A social media activist has gone viral for cautioning abortion seekers to beware of Internet users offering to open their homes in abortion-friendly states.
in view of Roe vs. WadeReversals, nationwide protests and outrage have prompted some abortion supporters to offer their resources and even to women in states with abortion restrictions. a tiktok trend has seen users open their doors to the soundtrack to The Chainsmokers’ song “Paris”, which contains the lyrics, “If we go down we go down together.”
Some TikTokers use code phrases such as “camping” or “weaving” to indicate their support for abortion seekers.
“‘Camping’ is now illegal in Missouri, but I get 42mpg, can work remotely and will take you wherever you go to ‘Camp’ and be with you while you recover,” Told A woman in his video.
another Told“I live 4 hours away from the Montana border. If you want to learn to knit, you can come here to learn. I’ll take care of you, feed you, and hug you while you learn.”
But other social media users have warned against taking strangers up on these offers.
one in Tweet With over 100,000 likes, activist Kiki Djarin advised, “If you’re in a situation where abortion has just been banned, don’t reach out to people who are in their place when they need an abortion.” Offering to stay.”
While allowing that some of the proposals were well-intentioned, Zarine said that if they don’t come from an established abortion fund or abortion network, “you can’t trust them.”
“These people have just taken to social media and publicly declared that they are a safe haven for abortion seekers,” Jarin said. “Anti-abortion people are watching them now. Law-enforcement will know their names.”
Data privacy concerns have risen since the Supreme Court’s decision to overturn Roe vs. WadeSome women are deleting their period tracking apps and other personal medical data.
Djarin added emphatically, “These guys are putting their hero complex in front of your safety.”
Additionally, she warned, members of the Abortion Network have been appropriately screened and trained to assist abortion seekers “safely and discreetly.” Meanwhile, online strangers may “pretend to help you with the aim of trying to catch you.”
While some Twitter users were grateful for Zareen’s counsel, others said her criticism of citizens aiding vulnerable women was too harsh and could alienate supporters.
“While you raise some valid points, most of the people posting are doing so on their personal networks,” commented Holly West Capsalis. “I have many friends online in red states and I’ll be happy to help if I can. Some people are more comfortable knowing they can reach someone they know.”
Another commenter said, “I think calling it ‘Hero Complex’ and claiming that people are just doing it for praise is a bit extreme.” “I said this exact thing and I meant it, I would gladly welcome anyone who needs help into my home.”

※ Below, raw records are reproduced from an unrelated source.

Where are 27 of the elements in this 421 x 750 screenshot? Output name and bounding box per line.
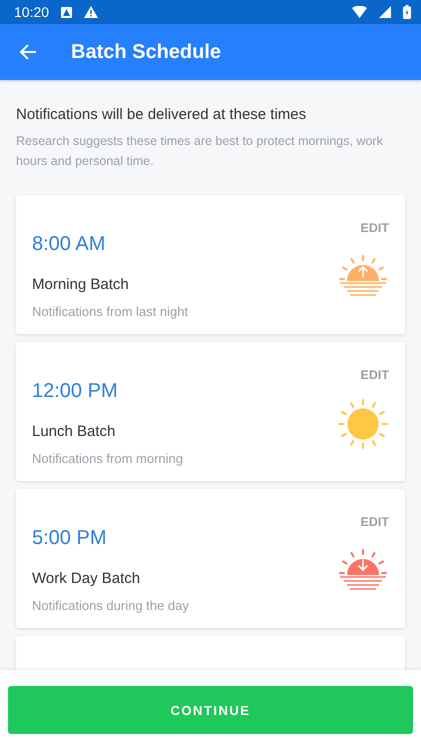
continue-button[interactable]: CONTINUE bbox=[8, 686, 413, 734]
edit-button[interactable]: EDIT bbox=[360, 221, 389, 235]
photo-notification-icon bbox=[61, 6, 72, 18]
batch-description: Notifications from morning bbox=[32, 451, 183, 466]
batch-card[interactable]: 12:00 PM Lunch Batch Notifications from morning EDIT bbox=[16, 342, 405, 481]
back-button[interactable] bbox=[18, 42, 38, 62]
batch-card[interactable]: 8:00 AM Morning Batch Notifications from last night EDIT bbox=[16, 195, 405, 334]
batch-name: Morning Batch bbox=[32, 276, 130, 293]
edit-button[interactable]: EDIT bbox=[360, 515, 389, 529]
batch-time: 5:00 PM bbox=[32, 527, 108, 550]
wifi-icon bbox=[352, 6, 367, 18]
edit-button[interactable]: EDIT bbox=[360, 368, 389, 382]
batch-card[interactable]: 5:00 PM Work Day Batch Notifications during the day EDIT bbox=[16, 489, 405, 628]
batch-time: 12:00 PM bbox=[32, 380, 119, 403]
signal-icon bbox=[379, 6, 391, 18]
batch-name: Work Day Batch bbox=[32, 570, 142, 587]
batch-description: Notifications during the day bbox=[32, 598, 189, 613]
section-heading: Notifications will be delivered at these times bbox=[16, 106, 308, 123]
status-time: 10:20 bbox=[14, 4, 50, 20]
sun-icon bbox=[337, 398, 389, 450]
page-title: Batch Schedule bbox=[71, 40, 222, 64]
batch-description: Notifications from last night bbox=[32, 304, 188, 319]
batch-name: Lunch Batch bbox=[32, 423, 116, 440]
battery-icon bbox=[403, 5, 411, 19]
warning-icon bbox=[84, 6, 98, 18]
section-description: Research suggests these times are best to protect mornings, work hours and personal time. bbox=[16, 133, 384, 170]
batch-time: 8:00 AM bbox=[32, 233, 106, 256]
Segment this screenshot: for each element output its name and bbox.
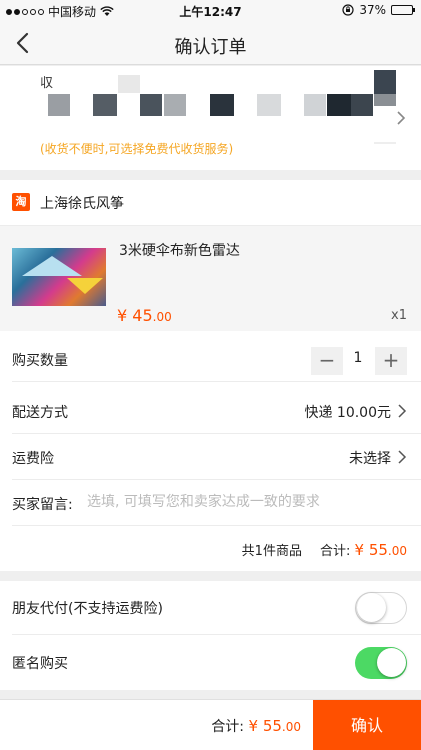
- nav-bar: 确认订单: [0, 22, 421, 65]
- taobao-store-icon: 淘: [12, 193, 30, 211]
- product-price: ¥ 45.00: [117, 306, 172, 325]
- chevron-right-icon: [397, 111, 406, 125]
- confirm-button[interactable]: 确认: [313, 700, 421, 750]
- address-card[interactable]: 収 (收货不便时,可选择免费代收货服务): [0, 66, 421, 170]
- product-quantity: x1: [391, 308, 407, 323]
- insurance-label: 运费险: [12, 451, 54, 467]
- delivery-note: (收货不便时,可选择免费代收货服务): [40, 142, 234, 156]
- footer-bar: 合计: ¥ 55.00 确认: [0, 699, 421, 750]
- message-label: 买家留言:: [12, 497, 73, 513]
- item-count: 共1件商品: [241, 544, 302, 559]
- message-row: 买家留言:: [12, 480, 421, 526]
- footer-total: 合计: ¥ 55.00: [211, 717, 301, 735]
- store-name: 上海徐氏风筝: [40, 196, 124, 212]
- quantity-minus-button[interactable]: −: [311, 347, 343, 375]
- anonymous-row: 匿名购买: [12, 636, 421, 690]
- anonymous-label: 匿名购买: [12, 656, 68, 672]
- chevron-right-icon: [398, 450, 407, 464]
- friend-pay-toggle[interactable]: [355, 592, 407, 624]
- product-item[interactable]: 3米硬伞布新色雷达 ¥ 45.00 x1: [0, 226, 421, 331]
- status-bar: 中国移动 上午12:47 37%: [0, 0, 421, 22]
- product-title: 3米硬伞布新色雷达: [119, 243, 240, 259]
- battery-percent: 37%: [359, 3, 386, 17]
- delivery-row[interactable]: 配送方式 快递 10.00元: [12, 388, 421, 434]
- page-title: 确认订单: [174, 37, 247, 58]
- order-options: 朋友代付(不支持运费险) 匿名购买: [0, 581, 421, 690]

Another person said, “There [are] To sum it up better without alienating the people who are actually trying to help […] And a lot of the people who posted such messages were real doctors.”
However, some abortion networks have issued a similar message to Djarin. The Planned Parenthood Office in Toronto shared an Instagram post on Tuesday titled “What Not to Do in Response to the Overturning of Row We Wed.”
The statement advised:
- “Don’t create new networks,”
- “Do not encourage anyone to contact strangers for help accessing an abortion” and
- “Don’t try to be a hero.”
Instead, the group encouraged people to support veteran, existing organizations, and to focus on collective action.
newsweek Gerrin reached out for comment.